Writing det(W) in terms of an implicit parametrization of the eigenvalues is elegant, I think it's unlikely there's a better approach.

Brute-forcing it would be to write down the multivariate polynomial in full generality, as there would be no way to break it up using the logarithm.

jarvist · on June 29, 2022

Well write it up and put it on the ArXiV / send it to the author for version 2!

sedatk · on June 28, 2022

Direct link to PDF: https://arxiv.org/pdf/2206.13446.pdf

Noumenon72 · on June 29, 2022

I almost bounced off this link because none of the tabs have any content in them. I clicked through to the GitHub and it also doesn't tell you where to get started. Finally I came back and found the PDF. Maybe the title could be "Pen and paper exercises in machine learning (PDF)" to help you know what you're looking for?

sbierwagen · on June 29, 2022

Direct links to arxiv PDFs are discouraged, since they are immutable. If the author uploads a v2 to correct an error, your link will still point to the old version.

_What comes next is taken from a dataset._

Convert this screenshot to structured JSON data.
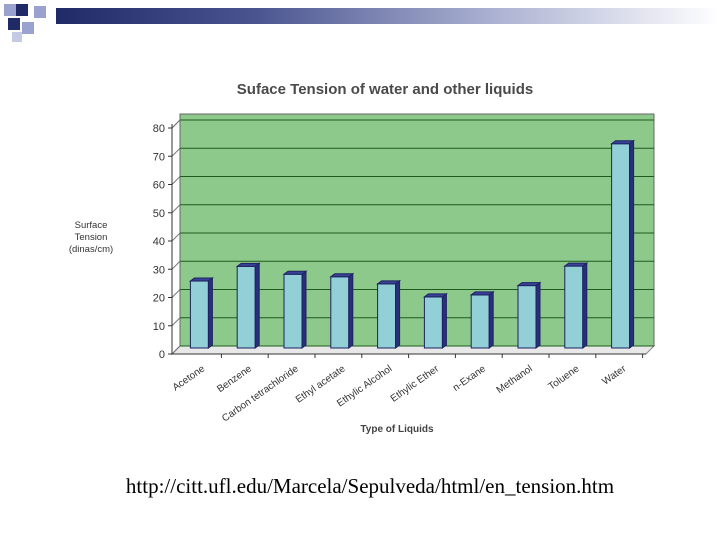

spekcular · on June 29, 2022

No, that link will always point to the most recent version.

For example, https://arxiv.org/pdf/1909.03562.pdf gives version 5 of https://arxiv.org/abs/1909.03562, as noted in the left margin of the first page.

sedatk · on June 29, 2022

Even if it was a link for a specific version, I'd still post it as arxiv's landing page isn't designed for those who need to jump to the content right away. It's extremely cluttered and hard to navigate. I couldn't care less if the PDF got some arbitrary fixes in an unknown future. That'd be arxiv's problem.

sbierwagen · on June 29, 2022

Oh whoops.

ivan_ah · on June 28, 2022

Nice. I only looked at the linear algebra parts (first 20 pages), but very impressed with the detailed solutions.

fn-mote · on June 29, 2022

I would say it depends a lot on your background. The whole thing is very detailed, but ideas can be lost in detail-oriented proofs.

Reading the first few sections, it seems that the ideas are there - especially in the proofs - plenty of motivating ideas, and the kind of "raw index crunching" that the paper begins with gives way to more ideas. Doubters might read section 1.6 about the power method for finding the largest eigenvalue. It convinced me that the ideas were worth reading.

ivan_ah · on June 29, 2022

> section 1.6 about the power method

Yeah 1.6 is a really cool exercise! https://arxiv.org/pdf/2206.13446.pdf#page=19

It's so cool to see of why this works (as an engineer I learned about power method with handwaving explanation "it works in the limit" but I never knew why it works).

So what do we do if we want u_2, the eigenvector that corresponds to lambda_2 ? Math overflow says we can just subtract the u_1 subspace from A [1] then repeat, but would that be numerically stable? (i.e. will that work with floats?)

[1] https://math.stackexchange.com/questions/1114777/approximate...

fernly · on June 28, 2022

I am at a loss to understand how these constitute _machine_ learning? The preface says "the exercises are ideally paired with computer exercises..." but I am at a loss to imagine what such computer exercises would look like. Somebody ELI(at least 10)?

jackpirate · on June 28, 2022

These exercises are writing mathematical proofs that basic machine learning algorithms behave correctly. They are "pen and paper" not because you are manually solving a large equation that a machine would normally solve, but because we don't have automated theorem provers capable of proving interesting machine learning theorems. I would expect a typical 1st year grad student to be using a resource like this.

If you don't understand the purpose of proofs, then this resource is not aimed at you.

hintymad · on June 29, 2022

Your question is a fair one and does not deserve to be downvoted. I'm just curious from what sources you learned about machine learning? Even in this world of using libraries to get things done, I have yet to see machine learning books or courses not touching math at all.

anewpersonality · on June 29, 2022

Will this help me finally grok ML?

New_California · on June 29, 2022

No, this is not a hands-on introduction to ML.

plaguepilled · on June 29, 2022

This is a great find - cheers!

jmatthews · on June 29, 2022

this is shockingly good. to add more, I believe I am the use it or lose it dude.

MikeDelta · on June 28, 2022

It it quite detailed, impressive. Brave use of the title font as well.